Due to budgetary constraints, however, the client cancelled the use of
this search engine. We're currently looking for a lower-cost
alternative, one that is preferably open-source. We came across
ht://dig as one option (we've used this in one a few of our smaller
projects), and Jerry Asher has integrated it nicely with AOLServer.
Could that handle the requirements of the site?  Are there other
solutions we should be looking into?  Once again, we are looking for
something that can reasonably handle an index of about 250,000+
documents, possibly more as the site grows.

Thanks.

Collapse
Posted by Jerry Asher on
Hi Arnel,

It's hard to say if htDig will satisfy your requirements.  I would think so under the right circumstances.

What makes me scratch my head here, is that your documents don't appear to be on your own machine, but are on 150+ sites.  That leads me to believe you'll always have to have some htDig crawler running to index those documents.  But people's biggest "complaint" about htDig is the length of time it needs building its index, and I've never tried with as many as 250,000 documents that are located on remote sites.
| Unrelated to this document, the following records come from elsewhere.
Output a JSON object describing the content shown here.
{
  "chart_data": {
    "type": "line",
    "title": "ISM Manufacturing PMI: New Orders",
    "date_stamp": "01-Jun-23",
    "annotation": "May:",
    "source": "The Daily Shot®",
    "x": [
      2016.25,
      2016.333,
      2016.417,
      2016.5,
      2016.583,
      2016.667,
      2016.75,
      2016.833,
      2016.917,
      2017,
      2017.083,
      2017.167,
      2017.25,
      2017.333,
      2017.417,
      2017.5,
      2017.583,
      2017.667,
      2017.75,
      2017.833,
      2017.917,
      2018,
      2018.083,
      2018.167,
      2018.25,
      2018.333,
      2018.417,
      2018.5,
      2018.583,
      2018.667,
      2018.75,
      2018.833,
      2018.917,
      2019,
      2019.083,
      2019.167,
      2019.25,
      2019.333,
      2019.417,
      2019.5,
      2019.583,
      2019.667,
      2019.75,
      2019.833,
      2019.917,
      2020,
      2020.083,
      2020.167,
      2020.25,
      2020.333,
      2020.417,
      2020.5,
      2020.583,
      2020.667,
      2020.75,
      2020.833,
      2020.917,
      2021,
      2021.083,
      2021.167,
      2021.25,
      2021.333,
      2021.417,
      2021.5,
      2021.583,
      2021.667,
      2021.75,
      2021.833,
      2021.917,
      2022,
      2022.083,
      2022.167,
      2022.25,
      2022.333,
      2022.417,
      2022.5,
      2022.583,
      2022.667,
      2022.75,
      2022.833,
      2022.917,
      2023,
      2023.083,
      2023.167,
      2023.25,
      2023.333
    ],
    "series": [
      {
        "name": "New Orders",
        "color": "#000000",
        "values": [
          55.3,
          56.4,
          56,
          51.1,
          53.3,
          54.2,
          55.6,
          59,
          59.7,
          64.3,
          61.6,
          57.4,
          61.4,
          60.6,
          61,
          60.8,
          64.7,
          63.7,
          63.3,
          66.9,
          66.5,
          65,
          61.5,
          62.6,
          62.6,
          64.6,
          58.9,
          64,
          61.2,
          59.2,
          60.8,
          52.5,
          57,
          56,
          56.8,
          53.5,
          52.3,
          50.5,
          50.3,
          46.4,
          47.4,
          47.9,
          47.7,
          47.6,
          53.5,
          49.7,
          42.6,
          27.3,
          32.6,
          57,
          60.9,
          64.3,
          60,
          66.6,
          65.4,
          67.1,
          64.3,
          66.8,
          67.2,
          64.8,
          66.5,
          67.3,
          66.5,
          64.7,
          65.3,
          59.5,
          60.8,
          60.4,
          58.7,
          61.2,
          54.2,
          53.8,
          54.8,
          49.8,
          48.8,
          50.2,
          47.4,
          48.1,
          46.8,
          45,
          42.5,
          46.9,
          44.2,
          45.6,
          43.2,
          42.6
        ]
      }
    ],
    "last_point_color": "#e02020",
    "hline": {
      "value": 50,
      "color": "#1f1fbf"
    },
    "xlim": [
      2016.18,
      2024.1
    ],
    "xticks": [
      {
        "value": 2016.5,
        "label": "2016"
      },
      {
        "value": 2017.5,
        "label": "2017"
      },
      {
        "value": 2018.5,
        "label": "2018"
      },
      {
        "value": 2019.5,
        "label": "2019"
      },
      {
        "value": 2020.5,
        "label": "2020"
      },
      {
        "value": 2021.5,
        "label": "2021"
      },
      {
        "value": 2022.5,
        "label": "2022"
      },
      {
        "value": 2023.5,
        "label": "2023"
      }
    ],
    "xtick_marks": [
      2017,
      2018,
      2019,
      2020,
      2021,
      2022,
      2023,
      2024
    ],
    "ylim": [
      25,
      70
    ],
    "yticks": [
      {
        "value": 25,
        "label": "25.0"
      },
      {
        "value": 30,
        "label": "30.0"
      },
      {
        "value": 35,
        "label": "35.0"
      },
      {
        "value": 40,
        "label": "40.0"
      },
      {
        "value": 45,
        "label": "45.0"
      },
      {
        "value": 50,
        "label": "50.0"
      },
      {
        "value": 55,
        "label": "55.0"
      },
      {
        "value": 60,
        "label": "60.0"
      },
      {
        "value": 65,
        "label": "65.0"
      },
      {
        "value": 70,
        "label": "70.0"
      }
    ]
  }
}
On the plus side, I know that there are folks using htDig to generate an index of millions of documents, but they are willing to take the index rebuild time of an order of many many hours, if not a day or two.
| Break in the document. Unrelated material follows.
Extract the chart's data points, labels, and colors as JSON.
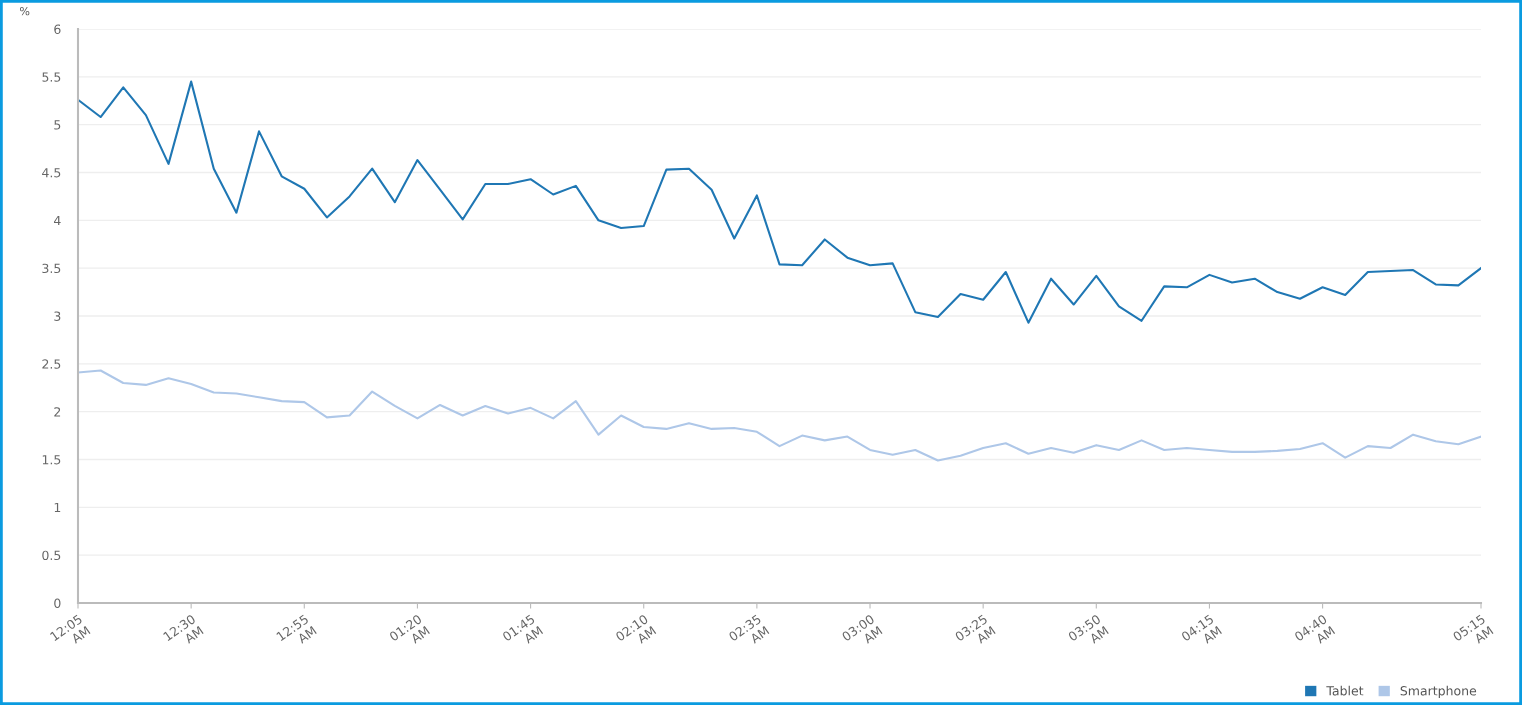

Also, htDig has a variety of incremental indexing schemes which can greatly speed the index process up, but require you to be able to feed htDig with only new documents, and tell explicitly tell htpurge to delete old documents.  If the docs are on 150+ external sites, it doesn't seem as though that will be an available tactic.

Finally, another way to speed up indexing is to point htDig (the indexing component) not to a URL for each of your 250,000 documents, but to where they reside on disk (assuming they are on disk and not in the database).  Again though, that will not work with docs on remote sites.

However, it is very easy just to get the basic htDig running.  An experiment to find out if it will satisfy your requirements should take anywhere from a few hours, to a day or two.  (So try it, and let us know the results!)